Under such rigorous conditions musk-oxen thrive unless hunted by civilized man. They are strongly gregarious, usually traveling in herds of from six to twenty, but herds containing about 100 have been recorded. Their eyesight is not strong, but their sense of smell is good, and when danger is suspected they dash away with great celerity for such heavily formed animals. If rocky ground is near, they seek refuge in it and ascend steep, broken slopes with astonishing agility.

When brought to bay, the herd forms a circle about the calves and, with heads out, presents to the enemy an unbroken front of sharp horns. So long as the circle remains unbroken such a defense is extremely effective against both dogs and wolves. The only natural enemies of musk-oxen are wolves, and against these and the primitive weapons of the Eskimos they hold their own very well.

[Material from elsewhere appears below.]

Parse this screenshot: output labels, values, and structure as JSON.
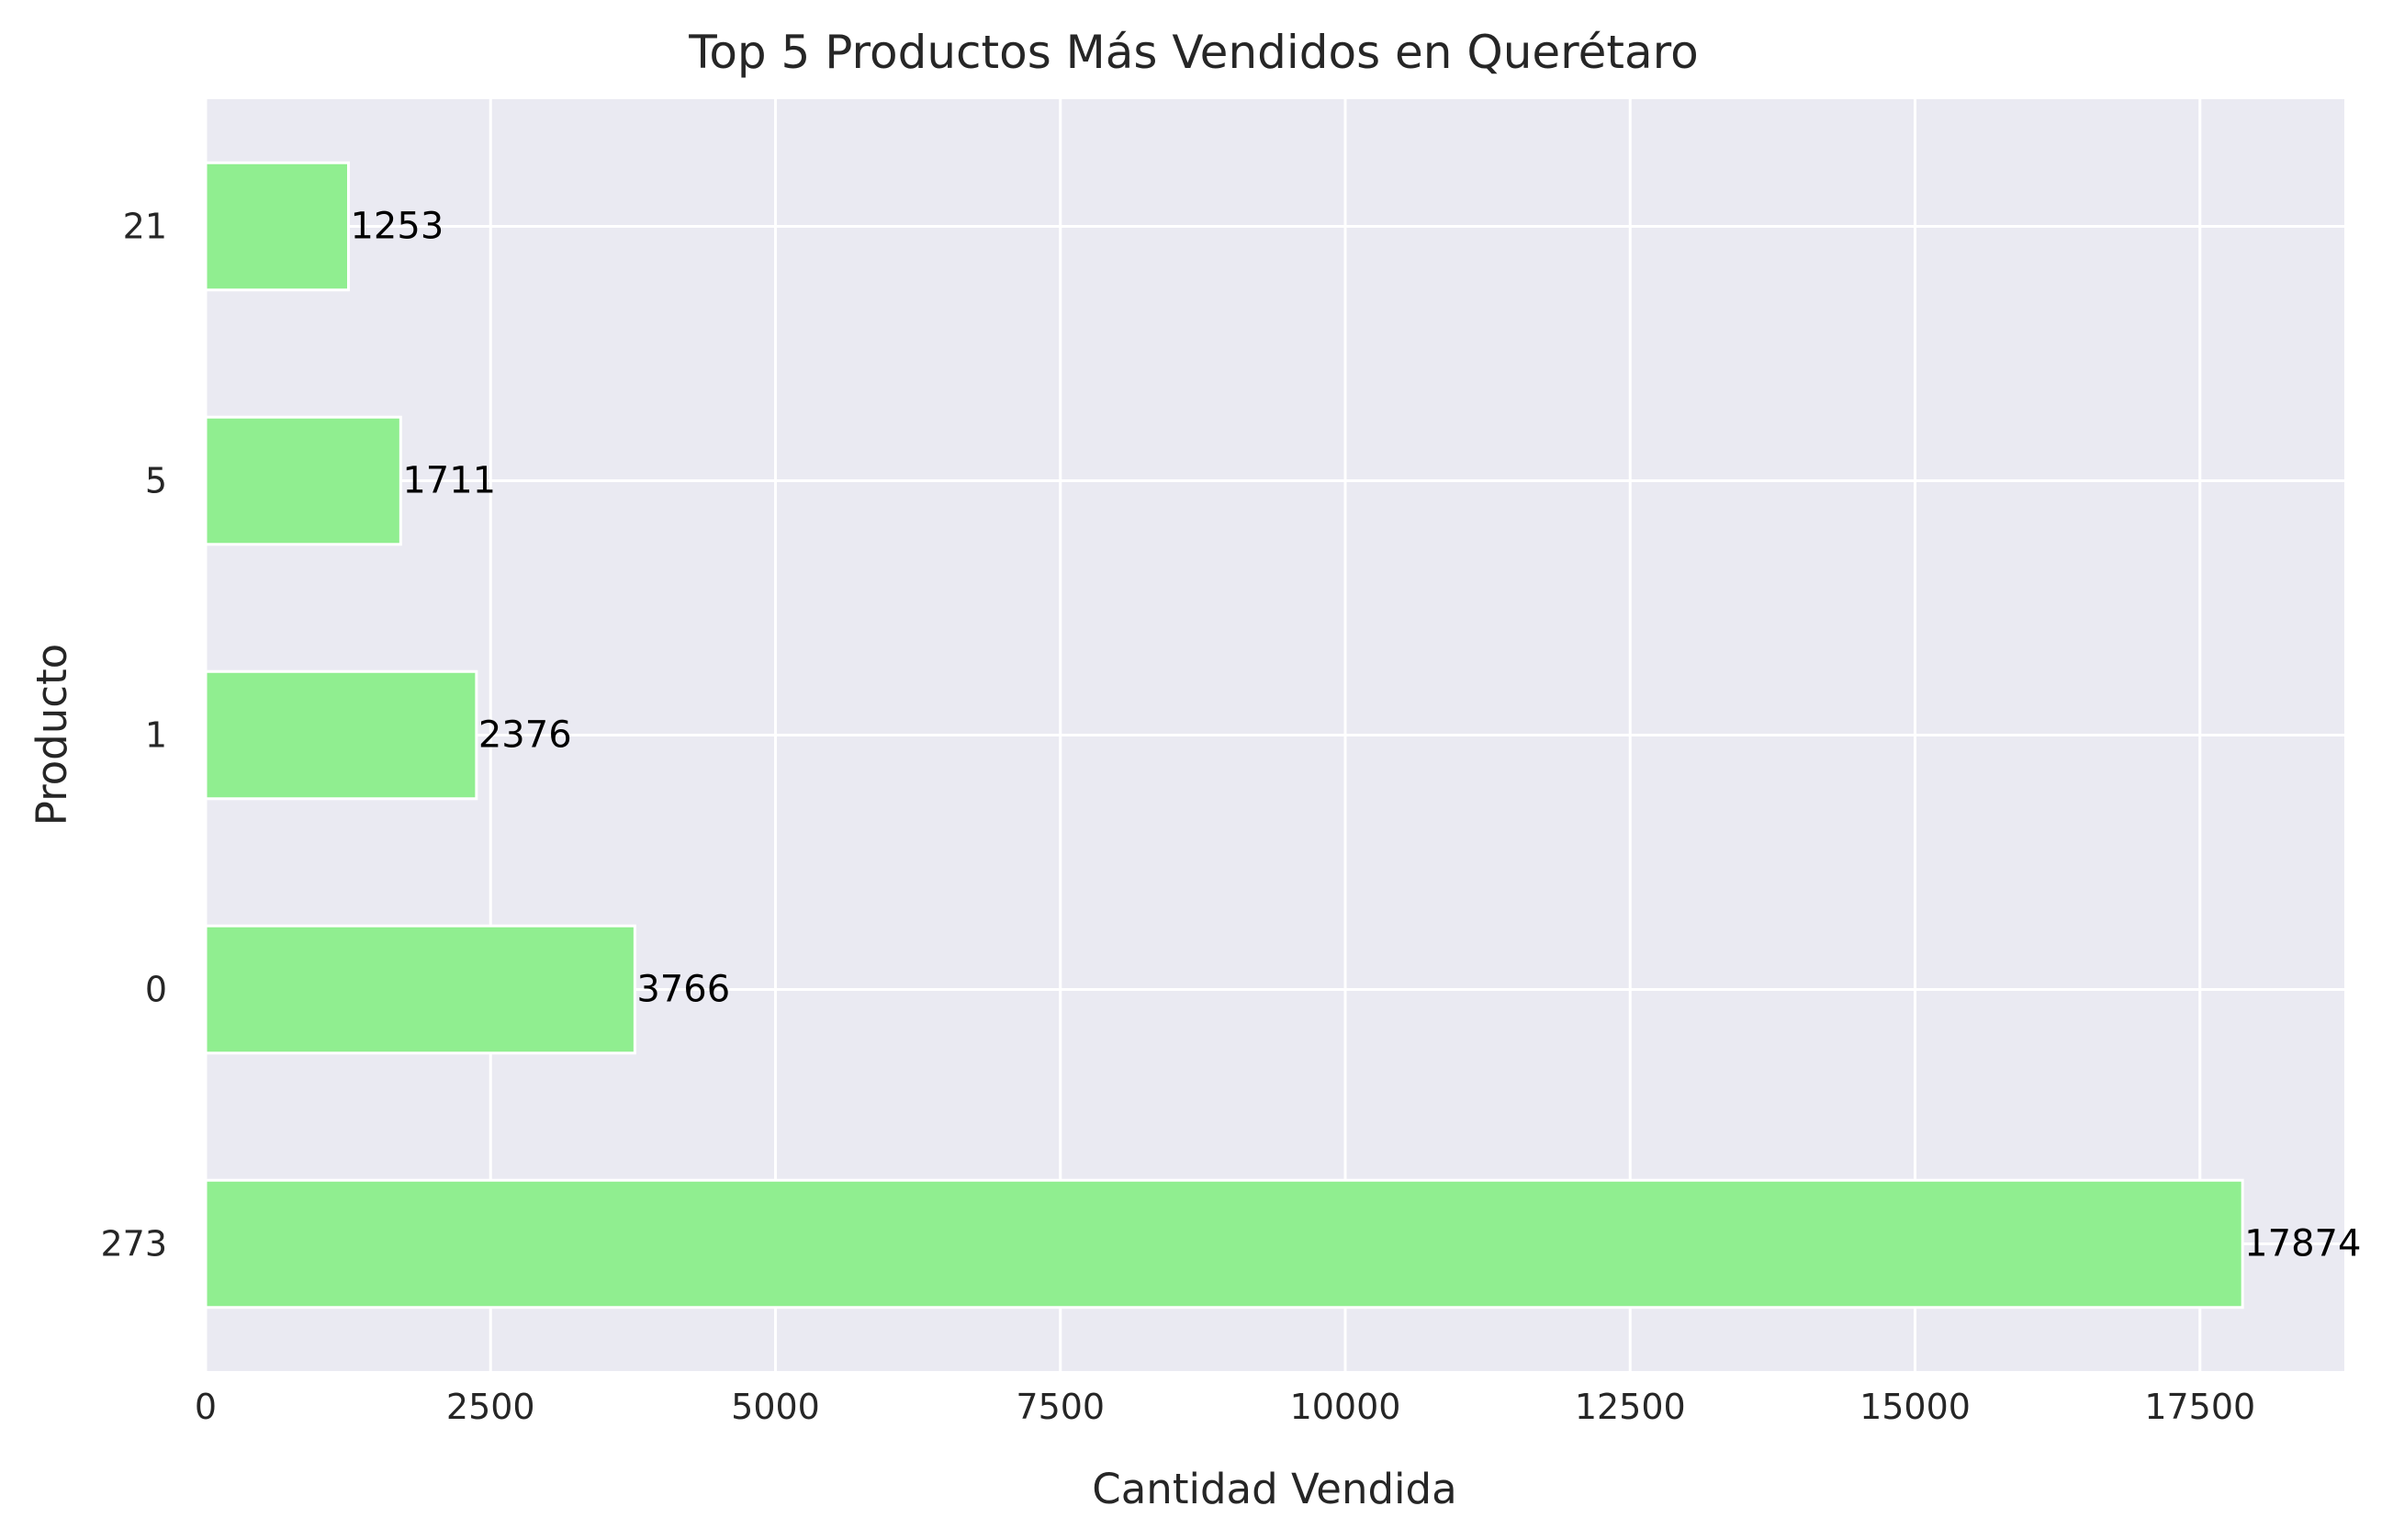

When the Greely Expedition landed at Lady Franklin Bay in 1881, musk-oxen were encountered and killed practically on the site where winter quarters were established. Since then several exploring and hunting parties have taken heavy toll from the herds of that region. Some accounts of the wholesale killings do not make pleasant reading for one who desires the perpetuation of our native species. Fortunately for the musk-oxen, the adventurers of these northern quests are few and far between, so that on departing they leave the game animals in their vast solitudes to recuperate from these onslaughts.

Musk-oxen have but a single young, so that between depredations of wolves and overkilling by white and native hunters these animals face the very real danger of extermination threatening so many other game animals in the far North. For this reason, it is hoped that sportsmen who visit these remote game fields will restrain a desire for making large bags.